As the children squirmed in their movie-theater seats awaiting the magical animated world of Snow White and her handsome prince, two flesh-and-blood young lovers filled the screen.
The scene enraged parents: the otherwise wholesome romantic moment showed the couple smoking cigarettes. It was an advertisement for Kool cigarettes.
In response to the ad, Action for Children's Televison (ACT), a consumer group primarily involved in children's television programming, plans to file a complaint with the Federal Trade Commission today to prevent cigarette manufacturers from advertising in theaters during G- and PG-rated movies.
The complaint also asks the FTC to require Brown & Williamson "to retract and correct the impact" of the ads already aired and seen by children.
The ad, which ran last week during the Saturday matinee in a Newton, Mass., theater, "was very warm and friendly--two people in love, you know--one of those slice of life ads," said Peggy Charren, head of ACT.
This type of ad shown in movie theaters is known as a product trailer. The Kool ads, which run for 90 seconds, were distributed to 3,100 movie theaters around the country in early July, a company spokesman said.

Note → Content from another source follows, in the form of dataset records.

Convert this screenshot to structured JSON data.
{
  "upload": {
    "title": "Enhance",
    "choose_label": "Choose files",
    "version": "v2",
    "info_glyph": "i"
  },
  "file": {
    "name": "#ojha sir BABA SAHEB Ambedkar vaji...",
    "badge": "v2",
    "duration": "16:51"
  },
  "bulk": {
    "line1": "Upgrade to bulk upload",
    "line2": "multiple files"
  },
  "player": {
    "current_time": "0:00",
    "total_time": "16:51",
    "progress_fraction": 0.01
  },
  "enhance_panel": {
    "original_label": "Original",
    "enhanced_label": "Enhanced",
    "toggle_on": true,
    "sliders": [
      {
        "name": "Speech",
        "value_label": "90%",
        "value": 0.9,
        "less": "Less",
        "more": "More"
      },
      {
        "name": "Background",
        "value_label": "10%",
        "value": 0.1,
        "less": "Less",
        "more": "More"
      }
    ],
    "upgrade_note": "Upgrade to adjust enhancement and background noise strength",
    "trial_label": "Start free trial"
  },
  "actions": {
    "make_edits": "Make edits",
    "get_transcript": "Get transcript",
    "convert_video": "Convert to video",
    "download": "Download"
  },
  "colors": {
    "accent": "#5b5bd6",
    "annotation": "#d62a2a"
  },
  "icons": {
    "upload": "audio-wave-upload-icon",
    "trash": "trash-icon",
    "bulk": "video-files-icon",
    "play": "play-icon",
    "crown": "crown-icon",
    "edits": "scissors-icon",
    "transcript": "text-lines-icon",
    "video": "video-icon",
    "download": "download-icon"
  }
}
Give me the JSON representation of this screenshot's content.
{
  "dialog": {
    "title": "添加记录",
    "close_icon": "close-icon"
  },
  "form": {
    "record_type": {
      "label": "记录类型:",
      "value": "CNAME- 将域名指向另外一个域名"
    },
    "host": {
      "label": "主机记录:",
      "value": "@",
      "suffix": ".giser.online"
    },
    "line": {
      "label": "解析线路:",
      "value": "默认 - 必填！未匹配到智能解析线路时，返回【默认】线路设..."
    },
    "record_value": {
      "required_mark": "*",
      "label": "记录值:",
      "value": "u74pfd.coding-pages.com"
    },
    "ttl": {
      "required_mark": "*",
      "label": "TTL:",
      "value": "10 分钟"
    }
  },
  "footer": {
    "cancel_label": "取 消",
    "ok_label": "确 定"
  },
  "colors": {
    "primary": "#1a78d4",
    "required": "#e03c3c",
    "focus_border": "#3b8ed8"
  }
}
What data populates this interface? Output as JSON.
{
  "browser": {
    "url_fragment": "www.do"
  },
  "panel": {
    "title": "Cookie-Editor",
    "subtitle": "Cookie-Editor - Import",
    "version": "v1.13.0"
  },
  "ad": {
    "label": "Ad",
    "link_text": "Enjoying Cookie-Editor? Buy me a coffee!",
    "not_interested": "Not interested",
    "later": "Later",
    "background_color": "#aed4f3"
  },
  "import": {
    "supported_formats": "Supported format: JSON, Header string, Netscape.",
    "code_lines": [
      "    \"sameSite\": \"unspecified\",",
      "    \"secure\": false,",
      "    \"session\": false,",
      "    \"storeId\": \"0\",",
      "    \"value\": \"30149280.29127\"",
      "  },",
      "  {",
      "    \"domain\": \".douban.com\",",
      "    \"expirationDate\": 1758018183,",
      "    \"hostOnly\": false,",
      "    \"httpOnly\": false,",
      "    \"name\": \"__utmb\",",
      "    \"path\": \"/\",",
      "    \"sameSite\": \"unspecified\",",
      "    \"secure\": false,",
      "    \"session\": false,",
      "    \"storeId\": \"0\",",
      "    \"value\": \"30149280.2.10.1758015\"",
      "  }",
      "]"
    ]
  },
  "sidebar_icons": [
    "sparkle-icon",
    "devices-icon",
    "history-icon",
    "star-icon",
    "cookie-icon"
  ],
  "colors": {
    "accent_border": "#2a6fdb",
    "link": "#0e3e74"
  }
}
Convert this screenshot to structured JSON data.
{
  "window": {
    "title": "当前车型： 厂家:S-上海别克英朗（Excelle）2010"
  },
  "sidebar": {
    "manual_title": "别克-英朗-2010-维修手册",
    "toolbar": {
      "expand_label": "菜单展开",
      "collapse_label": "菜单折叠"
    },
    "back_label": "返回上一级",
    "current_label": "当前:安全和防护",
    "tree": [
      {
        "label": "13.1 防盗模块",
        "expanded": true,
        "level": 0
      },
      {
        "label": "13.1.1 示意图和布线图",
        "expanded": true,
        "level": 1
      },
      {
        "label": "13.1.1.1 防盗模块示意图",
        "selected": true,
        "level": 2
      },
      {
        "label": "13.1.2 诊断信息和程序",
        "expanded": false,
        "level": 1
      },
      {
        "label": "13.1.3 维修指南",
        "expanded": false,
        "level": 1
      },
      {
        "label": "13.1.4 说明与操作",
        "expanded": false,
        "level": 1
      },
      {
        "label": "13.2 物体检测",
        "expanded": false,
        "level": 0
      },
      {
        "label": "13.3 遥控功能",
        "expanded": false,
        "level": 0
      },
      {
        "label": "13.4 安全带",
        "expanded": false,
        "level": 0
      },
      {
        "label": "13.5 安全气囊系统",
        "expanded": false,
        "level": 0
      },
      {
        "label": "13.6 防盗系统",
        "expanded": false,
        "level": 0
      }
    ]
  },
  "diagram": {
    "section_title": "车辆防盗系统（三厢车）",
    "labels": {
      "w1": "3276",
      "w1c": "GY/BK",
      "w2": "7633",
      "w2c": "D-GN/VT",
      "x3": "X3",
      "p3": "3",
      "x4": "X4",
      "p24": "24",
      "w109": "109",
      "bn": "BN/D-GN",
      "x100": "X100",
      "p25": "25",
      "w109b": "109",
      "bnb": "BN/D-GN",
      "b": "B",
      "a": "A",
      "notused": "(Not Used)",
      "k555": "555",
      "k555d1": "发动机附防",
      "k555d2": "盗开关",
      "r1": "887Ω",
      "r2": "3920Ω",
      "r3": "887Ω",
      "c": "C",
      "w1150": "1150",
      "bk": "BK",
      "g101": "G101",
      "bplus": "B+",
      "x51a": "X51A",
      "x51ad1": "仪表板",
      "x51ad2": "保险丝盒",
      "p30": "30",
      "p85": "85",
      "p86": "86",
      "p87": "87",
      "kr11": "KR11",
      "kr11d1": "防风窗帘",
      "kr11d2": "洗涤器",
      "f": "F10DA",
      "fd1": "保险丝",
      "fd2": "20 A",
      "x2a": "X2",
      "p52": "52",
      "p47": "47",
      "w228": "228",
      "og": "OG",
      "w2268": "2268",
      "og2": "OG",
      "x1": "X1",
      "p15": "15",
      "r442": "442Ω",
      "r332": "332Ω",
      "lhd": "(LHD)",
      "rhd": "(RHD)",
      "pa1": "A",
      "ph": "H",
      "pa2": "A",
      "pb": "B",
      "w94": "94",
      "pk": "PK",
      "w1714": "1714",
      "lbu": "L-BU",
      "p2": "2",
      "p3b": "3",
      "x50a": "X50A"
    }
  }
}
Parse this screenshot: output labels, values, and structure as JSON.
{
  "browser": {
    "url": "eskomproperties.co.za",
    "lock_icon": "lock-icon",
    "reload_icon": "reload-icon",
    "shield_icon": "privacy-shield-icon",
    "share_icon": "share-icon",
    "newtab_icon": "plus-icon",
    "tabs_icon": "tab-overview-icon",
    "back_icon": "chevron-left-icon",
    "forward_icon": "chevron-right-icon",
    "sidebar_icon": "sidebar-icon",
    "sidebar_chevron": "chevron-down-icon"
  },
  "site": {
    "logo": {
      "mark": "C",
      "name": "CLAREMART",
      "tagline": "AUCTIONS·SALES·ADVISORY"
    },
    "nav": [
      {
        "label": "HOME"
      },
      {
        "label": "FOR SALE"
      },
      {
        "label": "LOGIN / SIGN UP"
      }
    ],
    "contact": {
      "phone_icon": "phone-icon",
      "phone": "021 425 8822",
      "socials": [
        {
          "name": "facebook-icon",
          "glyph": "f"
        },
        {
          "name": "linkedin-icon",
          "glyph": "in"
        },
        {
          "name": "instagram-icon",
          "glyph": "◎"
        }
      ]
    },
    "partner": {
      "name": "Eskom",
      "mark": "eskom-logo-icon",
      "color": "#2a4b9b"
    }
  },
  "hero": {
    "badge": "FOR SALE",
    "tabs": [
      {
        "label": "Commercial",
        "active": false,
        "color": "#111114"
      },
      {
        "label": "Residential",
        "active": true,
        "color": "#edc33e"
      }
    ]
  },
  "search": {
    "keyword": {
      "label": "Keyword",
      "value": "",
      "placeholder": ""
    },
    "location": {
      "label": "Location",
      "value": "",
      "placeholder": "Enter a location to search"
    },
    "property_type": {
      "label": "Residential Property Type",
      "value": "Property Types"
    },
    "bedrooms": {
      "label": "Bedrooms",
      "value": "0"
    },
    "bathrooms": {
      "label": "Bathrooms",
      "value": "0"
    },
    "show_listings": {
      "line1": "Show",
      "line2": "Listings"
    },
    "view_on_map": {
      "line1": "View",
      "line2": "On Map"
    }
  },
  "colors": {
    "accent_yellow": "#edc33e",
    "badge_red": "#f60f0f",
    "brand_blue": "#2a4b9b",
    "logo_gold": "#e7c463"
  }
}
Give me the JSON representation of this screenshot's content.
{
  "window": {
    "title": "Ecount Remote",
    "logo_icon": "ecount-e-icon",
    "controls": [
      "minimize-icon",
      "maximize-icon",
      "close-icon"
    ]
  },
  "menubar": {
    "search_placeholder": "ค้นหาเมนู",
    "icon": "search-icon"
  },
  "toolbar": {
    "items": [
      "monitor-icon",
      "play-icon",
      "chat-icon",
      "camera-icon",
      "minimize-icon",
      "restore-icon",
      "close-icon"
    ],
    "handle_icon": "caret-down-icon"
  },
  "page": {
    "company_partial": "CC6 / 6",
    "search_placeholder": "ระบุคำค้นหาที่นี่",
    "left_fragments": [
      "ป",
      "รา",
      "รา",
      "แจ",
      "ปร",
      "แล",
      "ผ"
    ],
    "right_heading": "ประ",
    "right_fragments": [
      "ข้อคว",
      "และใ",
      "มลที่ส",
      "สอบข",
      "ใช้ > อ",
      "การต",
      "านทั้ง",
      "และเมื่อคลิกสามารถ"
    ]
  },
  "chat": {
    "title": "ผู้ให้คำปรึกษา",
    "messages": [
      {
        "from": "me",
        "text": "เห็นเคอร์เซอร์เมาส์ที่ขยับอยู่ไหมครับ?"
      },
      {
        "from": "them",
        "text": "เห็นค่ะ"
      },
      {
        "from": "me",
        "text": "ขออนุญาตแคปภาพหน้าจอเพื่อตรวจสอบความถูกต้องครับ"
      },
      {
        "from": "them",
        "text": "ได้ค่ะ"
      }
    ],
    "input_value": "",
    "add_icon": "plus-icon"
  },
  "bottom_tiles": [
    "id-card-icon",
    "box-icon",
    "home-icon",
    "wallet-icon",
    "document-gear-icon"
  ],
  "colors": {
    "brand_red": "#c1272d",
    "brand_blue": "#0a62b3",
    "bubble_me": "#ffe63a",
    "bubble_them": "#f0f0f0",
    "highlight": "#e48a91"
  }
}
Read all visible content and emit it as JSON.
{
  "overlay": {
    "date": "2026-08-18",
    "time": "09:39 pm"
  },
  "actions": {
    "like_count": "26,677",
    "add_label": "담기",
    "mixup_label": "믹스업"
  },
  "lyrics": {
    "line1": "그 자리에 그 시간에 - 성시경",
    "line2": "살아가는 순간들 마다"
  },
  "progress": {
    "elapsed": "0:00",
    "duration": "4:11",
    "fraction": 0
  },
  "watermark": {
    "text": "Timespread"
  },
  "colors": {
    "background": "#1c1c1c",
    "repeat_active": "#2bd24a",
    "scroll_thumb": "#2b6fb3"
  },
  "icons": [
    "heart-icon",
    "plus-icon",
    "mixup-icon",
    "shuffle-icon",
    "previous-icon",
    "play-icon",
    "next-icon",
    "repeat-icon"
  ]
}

The consumer group's action was not prompted simply by the one showing, but because exposure to cigarette ads during other movies might influence children to form a bad habit, Charren said. The complaint urges the commission to stop cigarette manufacturers from taking unfair advantage of "a vulnerable and susceptible audience, one easily influenced and exploited."
These ads violate accepted American public policy as demonstrated by the banning of tobacco commercials on television, FTC studies and other studies, she said. "Public policy mandates discouraging citizens from smoking or encouraging them to quit, not encouraging them to smoke," she said.
"Peddling cigarettes to young moviegoers is the worst kind of unscrupulous advertising," Charren said in a prepared statement.
The Brown & Williamson contract with the movie theater stipulates that the ad should not be shown during G-rated movies and the running of the ad in Newton "was the theater management's mistake," said Mark Ahearn, manager of communications for Brown & Williamson. "We were a little upset ourselves" about the showing of the ad during "Snow White."
Despite the prohibition of the ads running during G-rated movie, the threat still exists to children, Charren said.
"Anybody with any sense knows there are hardly any G-rated movies" and most children flock to PG-rated films. Last week's mistake simply highlights the irresponsibility of both the movie theaters and cigarette manufacturers, she added.
"We feel if you don't say something strong out loud when someone like a cigarette manufacturer finds a way of reaching a young audience, before you know it they'll be back on TV," she said.
Brown & Williamson plans to reconsider its contract, Ahearn said.